Requirements: V2 Optimized Rule Engine¶
This document is the normative requirements set for the V2 execution architecture (compilation, classification, Spark/Python paths, and optional native acceleration). Internal planning drafts may exist locally but this file is authoritative for what the OSS package targets.
Document control¶
| Field | Value |
|---|---|
| Audience | Engineering, QA, PM, security reviewers |
| Scope | sparkrules compiler, executors (LocalRuleExecutor, SparkRuleExecutor, pandas path), apply_drl / iter_rule_rows, RulePack lifecycle |
| Out of chain | Workbench UX, REST API unrelated to evaluation, unrelated stores — unless they surface V2 rollout flags |
Requirements are numbered Req 1–29 (original engine scope), plus Req 30–37 (cross-cutting: rollout, observability, resources, security, versioning, deprecation, native program).
Quick reference — stakeholder themes¶
Stakeholders auditing this spec should use this index; normative detail remains in §2 and §4.
| Theme | Normative anchor | Summary |
|---|---|---|
| Non-goals | §2 | Explicit exclusions (CEP, TMS, multitenant kernel, SaaS rollout, bitwise pickle guarantees across Python minors, …). |
| Rollout / migration | Req 30 | Staged feature-flag promotion (dev → stage → prod); pickled pack migration rejects unknown versions (Req 34); telemetry tags for executor version, strategy mix, parity deltas. |
| Observability | Req 31 | Required metric wire points (rows_evaluated, rules_fired, latency histograms, translation/fallback rates); structured logs with rule_id, strategy, salience, reason_codes on fire; classification debug breakdown. |
| Resource bounds | Req 32 | Working-set guidance; max_broadcast_bytes hard cap (operator override); linear closure scaling; aligns with broadcast sizing notes Req 20.4. |
| Security | Req 33 | DRL treated as trusted code (RHS = Python execution); kernel sandboxing (RestrictedPython/WASM/full DSL cage) not an OSS requirement — disclosure + governance; injection: validated identifiers / translator-only F.expr assembly (Req 33.2); native FFI bounds Req 37. |
| Deterministic salience ties | Req 17, Req 24 | Tie-break tuple: (-salience, rule_name Unicode order, compilation index) everywhere merged outcomes or activation XOR must pick one winner (COALESCE, pandas, local RHS, Spark ordering). |
| RulePack serialization versioning | Req 34 | Versioned envelope (magic + semver majors/minors); minor additive policy; N−1 minor deserialize deprecation window; reject stale pickles with actionable rebuild (Req 30.1). |
1. Phased specification (delivery model)¶
To avoid a single high-risk gate, delivery is partitioned into three specification tracks. Tracks may ship in sequence; cross-cutting Req 30–37 apply to every track once V2 touches production workloads.

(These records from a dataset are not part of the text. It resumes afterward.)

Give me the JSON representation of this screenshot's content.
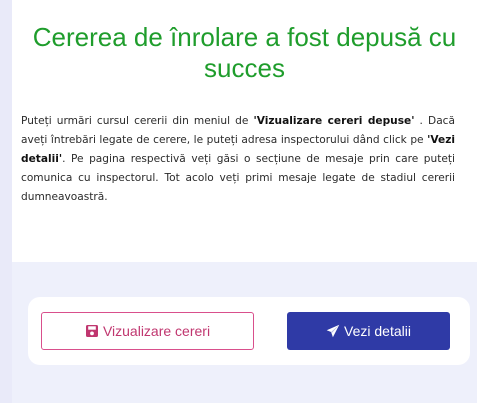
{
  "message": {
    "title": "Cererea de înrolare a fost depusă cu succes",
    "body": {
      "part1": "Puteți urmări cursul cererii din meniul de ",
      "bold1": "'Vizualizare cereri depuse'",
      "part2": " . Dacă aveți întrebări legate de cerere, le puteți adresa inspectorului dând click pe ",
      "bold2": "'Vezi detalii'",
      "part3": ". Pe pagina respectivă veți găsi o secțiune de mesaje prin care puteți comunica cu inspectorul. Tot acolo veți primi mesaje legate de stadiul cererii dumneavoastră."
    }
  },
  "actions": {
    "view_requests": {
      "label": "Vizualizare cereri",
      "icon": "save-icon"
    },
    "view_details": {
      "label": "Vezi detalii",
      "icon": "paper-plane-icon"
    }
  },
  "colors": {
    "title": "#1f9d2c",
    "view_button": "#d94f8c",
    "details_button": "#2f3aa6",
    "background": "#e9eaf9"
  }
}
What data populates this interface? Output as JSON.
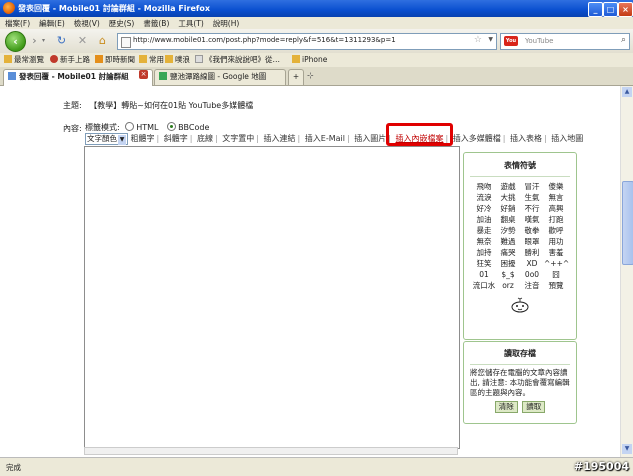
{
  "window": {
    "title": "發表回覆 - Mobile01 討論群組 - Mozilla Firefox",
    "min_label": "_",
    "max_label": "□",
    "close_label": "×"
  },
  "menu": [
    "檔案(F)",
    "編輯(E)",
    "檢視(V)",
    "歷史(S)",
    "書籤(B)",
    "工具(T)",
    "說明(H)"
  ],
  "nav": {
    "url": "http://www.mobile01.com/post.php?mode=reply&f=516&t=1311293&p=1",
    "search_placeholder": "YouTube",
    "search_engine_label": "You"
  },
  "bookmarks": [
    "最常瀏覽",
    "新手上路",
    "即時新聞",
    "常用",
    "噗浪",
    "《我們來說說吧》從…",
    "iPhone"
  ],
  "tabs": [
    {
      "label": "發表回覆 - Mobile01 討論群組",
      "active": true
    },
    {
      "label": "鹽池潭路線圖 - Google 地圖",
      "active": false
    }
  ],
  "new_tab_label": "+",
  "form": {
    "subject_label": "主題:",
    "subject_value": "【教學】轉貼~如何在01貼 YouTube多媒體檔",
    "content_label": "內容:",
    "mode_label": "標籤模式:",
    "html_option": "HTML",
    "bbcode_option": "BBCode",
    "color_select": "文字顏色",
    "toolbar": [
      "粗體字",
      "斜體字",
      "底線",
      "文字置中",
      "插入連結",
      "插入E-Mail",
      "插入圖片",
      "插入內嵌檔案",
      "插入多媒體檔",
      "插入表格",
      "插入地圖"
    ]
  },
  "emoticons": {
    "title": "表情符號",
    "rows": [
      [
        "飛吻",
        "遊戲",
        "冒汗",
        "傻樂"
      ],
      [
        "流淚",
        "大挑",
        "生氣",
        "無言"
      ],
      [
        "好冷",
        "好銷",
        "不行",
        "高興"
      ],
      [
        "加油",
        "翻桌",
        "嘆氣",
        "打跑"
      ],
      [
        "暴走",
        "汐勢",
        "敬拳",
        "歡呼"
      ],
      [
        "無奈",
        "難過",
        "眼罩",
        "用功"
      ],
      [
        "加持",
        "痛哭",
        "勝利",
        "害羞"
      ],
      [
        "狂笑",
        "困擾",
        "XD",
        "^++^"
      ],
      [
        "01",
        "$_$",
        "0o0",
        "囧"
      ],
      [
        "流口水",
        "orz",
        "注音",
        "預覽"
      ]
    ],
    "mascot_icon": "dudu-mascot-icon"
  },
  "draft": {
    "title": "讀取存檔",
    "description": "將您儲存在電腦的文章內容讀出, 請注意: 本功能會覆寫編輯區的主題與內容。",
    "clear_label": "清除",
    "load_label": "讀取"
  },
  "status": {
    "text": "完成",
    "watermark": "#195004"
  },
  "colors": {
    "highlight": "#e00000",
    "panel_border": "#9fc58e"
  }
}
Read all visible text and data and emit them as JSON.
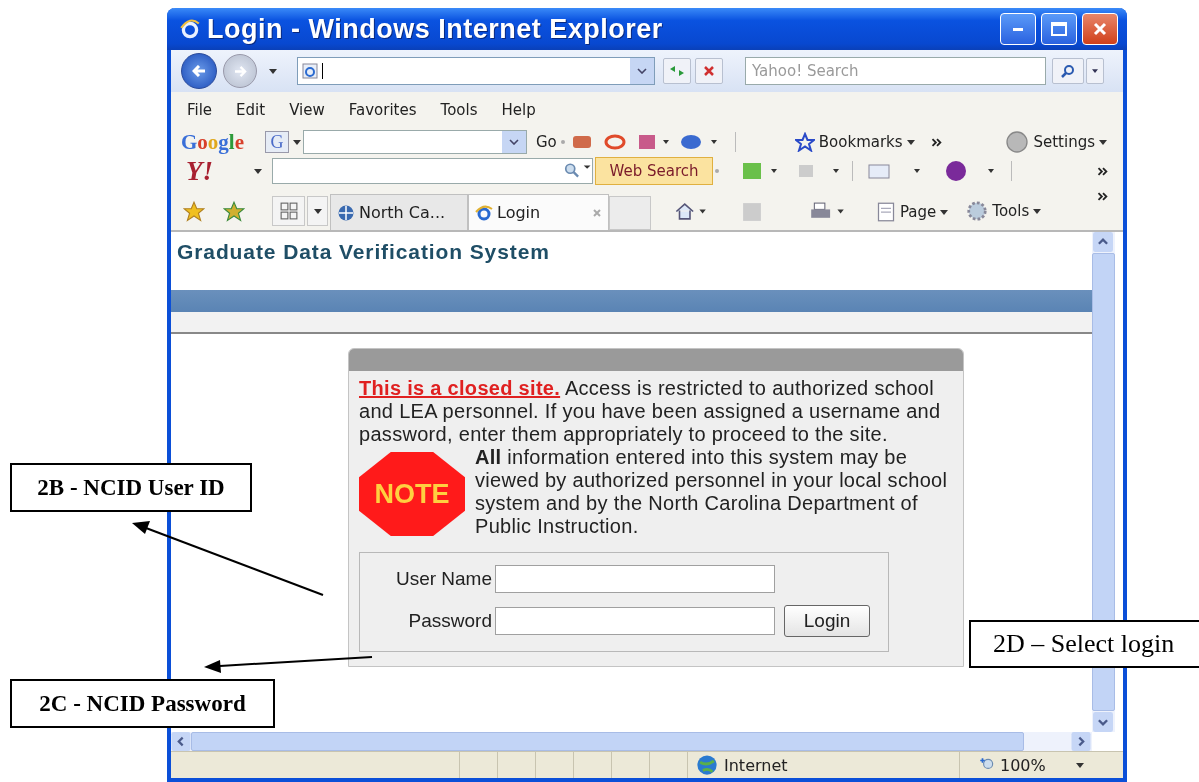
{
  "window": {
    "title": "Login - Windows Internet Explorer"
  },
  "search": {
    "placeholder": "Yahoo! Search"
  },
  "menu": [
    "File",
    "Edit",
    "View",
    "Favorites",
    "Tools",
    "Help"
  ],
  "google_toolbar": {
    "logo": "Google",
    "engine_button": "G",
    "go": "Go",
    "bookmarks": "Bookmarks",
    "settings": "Settings"
  },
  "yahoo_toolbar": {
    "logo": "Y!",
    "search_button": "Web Search"
  },
  "tabs": [
    {
      "label": "North Ca...",
      "selected": false
    },
    {
      "label": "Login",
      "selected": true
    }
  ],
  "command_bar": [
    "Page",
    "Tools"
  ],
  "page": {
    "site_title": "Graduate Data Verification System",
    "warning": {
      "link": "This is a closed site.",
      "text": "Access is restricted to authorized school and LEA personnel. If you have been assigned a username and password, enter them appropriately to proceed to the site."
    },
    "note": {
      "badge": "NOTE",
      "text": "**All** information entered into this system may be viewed by authorized personnel in your local school system and by the North Carolina Department of Public Instruction."
    },
    "fields": [
      {
        "label": "User Name"
      },
      {
        "label": "Password"
      }
    ],
    "login_button": "Login"
  },
  "status_bar": {
    "zone": "Internet",
    "zoom": "100%"
  },
  "callouts": [
    {
      "text": "2B - NCID User ID",
      "kind": "bold"
    },
    {
      "text": "2C - NCID Password",
      "kind": "bold"
    },
    {
      "text": "2D – Select login",
      "kind": "plain"
    }
  ]
}
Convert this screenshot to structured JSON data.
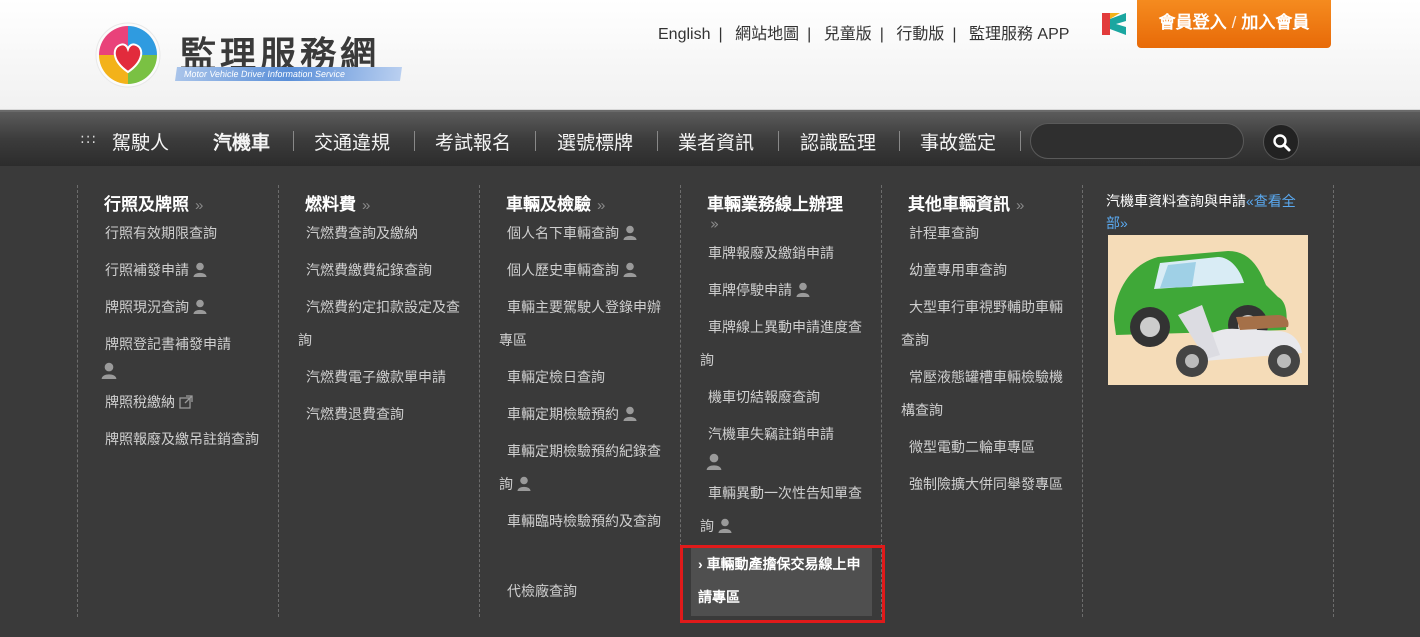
{
  "header": {
    "logo_title": "監理服務網",
    "logo_subtitle": "Motor Vehicle Driver Information Service",
    "top_links": [
      "English",
      "網站地圖",
      "兒童版",
      "行動版",
      "監理服務 APP"
    ],
    "member_login": "會員登入",
    "member_join": "加入會員"
  },
  "nav": {
    "items": [
      "駕駛人",
      "汽機車",
      "交通違規",
      "考試報名",
      "選號標牌",
      "業者資訊",
      "認識監理",
      "事故鑑定"
    ],
    "active": "汽機車",
    "search_placeholder": ""
  },
  "menu": {
    "columns": [
      {
        "title": "行照及牌照",
        "items": [
          "行照有效期限查詢",
          "行照補發申請",
          "牌照現況查詢",
          "牌照登記書補發申請",
          "牌照稅繳納",
          "牌照報廢及繳吊註銷查詢"
        ]
      },
      {
        "title": "燃料費",
        "items": [
          "汽燃費查詢及繳納",
          "汽燃費繳費紀錄查詢",
          "汽燃費約定扣款設定及查詢",
          "汽燃費電子繳款單申請",
          "汽燃費退費查詢"
        ]
      },
      {
        "title": "車輛及檢驗",
        "items": [
          "個人名下車輛查詢",
          "個人歷史車輛查詢",
          "車輛主要駕駛人登錄申辦專區",
          "車輛定檢日查詢",
          "車輛定期檢驗預約",
          "車輛定期檢驗預約紀錄查詢",
          "車輛臨時檢驗預約及查詢",
          "代檢廠查詢"
        ]
      },
      {
        "title": "車輛業務線上辦理",
        "items": [
          "車牌報廢及繳銷申請",
          "車牌停駛申請",
          "車牌線上異動申請進度查詢",
          "機車切結報廢查詢",
          "汽機車失竊註銷申請",
          "車輛異動一次性告知單查詢",
          "車輛動產擔保交易線上申請專區"
        ]
      },
      {
        "title": "其他車輛資訊",
        "items": [
          "計程車查詢",
          "幼童專用車查詢",
          "大型車行車視野輔助車輛查詢",
          "常壓液態罐槽車輛檢驗機構查詢",
          "微型電動二輪車專區",
          "強制險擴大併同舉發專區"
        ]
      }
    ],
    "side": {
      "title": "汽機車資料查詢與申請",
      "view_all": "«查看全部»"
    }
  },
  "colors": {
    "accent_orange": "#f07a12",
    "highlight_red": "#e01a1a",
    "link_blue": "#5aa9f0",
    "menu_bg": "#3a3a3a"
  }
}
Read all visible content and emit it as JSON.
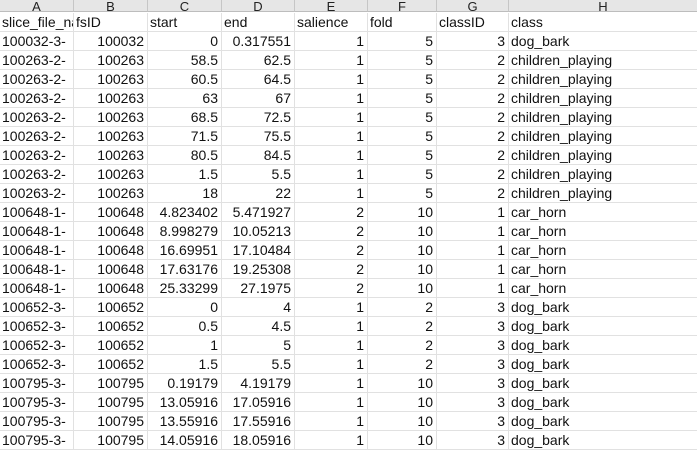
{
  "column_letters": [
    "A",
    "B",
    "C",
    "D",
    "E",
    "F",
    "G",
    "H"
  ],
  "header": [
    "slice_file_na",
    "fsID",
    "start",
    "end",
    "salience",
    "fold",
    "classID",
    "class"
  ],
  "rows": [
    [
      "100032-3-",
      "100032",
      "0",
      "0.317551",
      "1",
      "5",
      "3",
      "dog_bark"
    ],
    [
      "100263-2-",
      "100263",
      "58.5",
      "62.5",
      "1",
      "5",
      "2",
      "children_playing"
    ],
    [
      "100263-2-",
      "100263",
      "60.5",
      "64.5",
      "1",
      "5",
      "2",
      "children_playing"
    ],
    [
      "100263-2-",
      "100263",
      "63",
      "67",
      "1",
      "5",
      "2",
      "children_playing"
    ],
    [
      "100263-2-",
      "100263",
      "68.5",
      "72.5",
      "1",
      "5",
      "2",
      "children_playing"
    ],
    [
      "100263-2-",
      "100263",
      "71.5",
      "75.5",
      "1",
      "5",
      "2",
      "children_playing"
    ],
    [
      "100263-2-",
      "100263",
      "80.5",
      "84.5",
      "1",
      "5",
      "2",
      "children_playing"
    ],
    [
      "100263-2-",
      "100263",
      "1.5",
      "5.5",
      "1",
      "5",
      "2",
      "children_playing"
    ],
    [
      "100263-2-",
      "100263",
      "18",
      "22",
      "1",
      "5",
      "2",
      "children_playing"
    ],
    [
      "100648-1-",
      "100648",
      "4.823402",
      "5.471927",
      "2",
      "10",
      "1",
      "car_horn"
    ],
    [
      "100648-1-",
      "100648",
      "8.998279",
      "10.05213",
      "2",
      "10",
      "1",
      "car_horn"
    ],
    [
      "100648-1-",
      "100648",
      "16.69951",
      "17.10484",
      "2",
      "10",
      "1",
      "car_horn"
    ],
    [
      "100648-1-",
      "100648",
      "17.63176",
      "19.25308",
      "2",
      "10",
      "1",
      "car_horn"
    ],
    [
      "100648-1-",
      "100648",
      "25.33299",
      "27.1975",
      "2",
      "10",
      "1",
      "car_horn"
    ],
    [
      "100652-3-",
      "100652",
      "0",
      "4",
      "1",
      "2",
      "3",
      "dog_bark"
    ],
    [
      "100652-3-",
      "100652",
      "0.5",
      "4.5",
      "1",
      "2",
      "3",
      "dog_bark"
    ],
    [
      "100652-3-",
      "100652",
      "1",
      "5",
      "1",
      "2",
      "3",
      "dog_bark"
    ],
    [
      "100652-3-",
      "100652",
      "1.5",
      "5.5",
      "1",
      "2",
      "3",
      "dog_bark"
    ],
    [
      "100795-3-",
      "100795",
      "0.19179",
      "4.19179",
      "1",
      "10",
      "3",
      "dog_bark"
    ],
    [
      "100795-3-",
      "100795",
      "13.05916",
      "17.05916",
      "1",
      "10",
      "3",
      "dog_bark"
    ],
    [
      "100795-3-",
      "100795",
      "13.55916",
      "17.55916",
      "1",
      "10",
      "3",
      "dog_bark"
    ],
    [
      "100795-3-",
      "100795",
      "14.05916",
      "18.05916",
      "1",
      "10",
      "3",
      "dog_bark"
    ]
  ]
}
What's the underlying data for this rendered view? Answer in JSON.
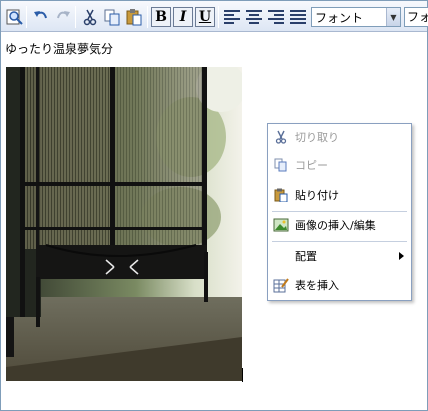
{
  "toolbar": {
    "font_value": "フォント",
    "font_value2": "フォ",
    "bold_label": "B",
    "italic_label": "I",
    "underline_label": "U"
  },
  "document": {
    "text": "ゆったり温泉夢気分"
  },
  "context_menu": {
    "items": [
      {
        "label": "切り取り",
        "icon": "scissors-icon",
        "enabled": false
      },
      {
        "label": "コピー",
        "icon": "copy-icon",
        "enabled": false
      },
      {
        "label": "貼り付け",
        "icon": "paste-icon",
        "enabled": true
      },
      {
        "label": "画像の挿入/編集",
        "icon": "image-icon",
        "enabled": true
      },
      {
        "label": "配置",
        "icon": "",
        "enabled": true,
        "submenu": true
      },
      {
        "label": "表を挿入",
        "icon": "table-icon",
        "enabled": true
      }
    ]
  },
  "colors": {
    "toolbar_top": "#f7f9fd",
    "toolbar_bottom": "#dde6f4",
    "border": "#7f9db9",
    "menu_border": "#8aa0c0",
    "disabled_text": "#9a9a9a"
  }
}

Spec A — Core executor rebuild (minimum viable V2)¶
Includes Req 1–18 plus Req 19–24 (these complete the runnable Spark/Python product; they are bundled with Spec A for release planning even though numbering places some after 18).
| Req | Title |
|---|---|
| 1 | AST-to-SQL Translator |
| 2 | Closure Compiler |
| 3 | Alpha Network Completion |
| 4 | Rule Classifier Wiring |
| 5 | RulePack Data Structure |
| 6 | Strategy A: SQL_PUSHDOWN |
| 7 | Strategy B: ALPHA_SHARED |
| 8 | Strategy C: PYTHON_FALLBACK |
| 9 | LocalRuleExecutor |
| 10 | Typed Output Schema |
| 11 | Backward-Compatible apply_drl |
| 12 | Cross-Path Equivalence Testing |
| 13 | Action Value SQL Translation |
| 14 | Nested Struct Column Access |
| 15 | Schema Validation |
| 16 | Alpha Column Cleanup |
| 17 | Cross-Strategy Salience |
| 18 | Performance Targets |
| 19 | iter_rule_rows Optimization |
| 20 | Pickle-Safe Broadcast |
| 21 | Regex Compatibility |
| 22 | Pandas Batch Evaluation |
| 23 | Hot-Swap Rule Reloading |
| 24 | Agenda / Activation Group Semantics |
Exit criterion: Production workloads can run on Spec A alone with Req 30–37 satisfied for rollout and observability.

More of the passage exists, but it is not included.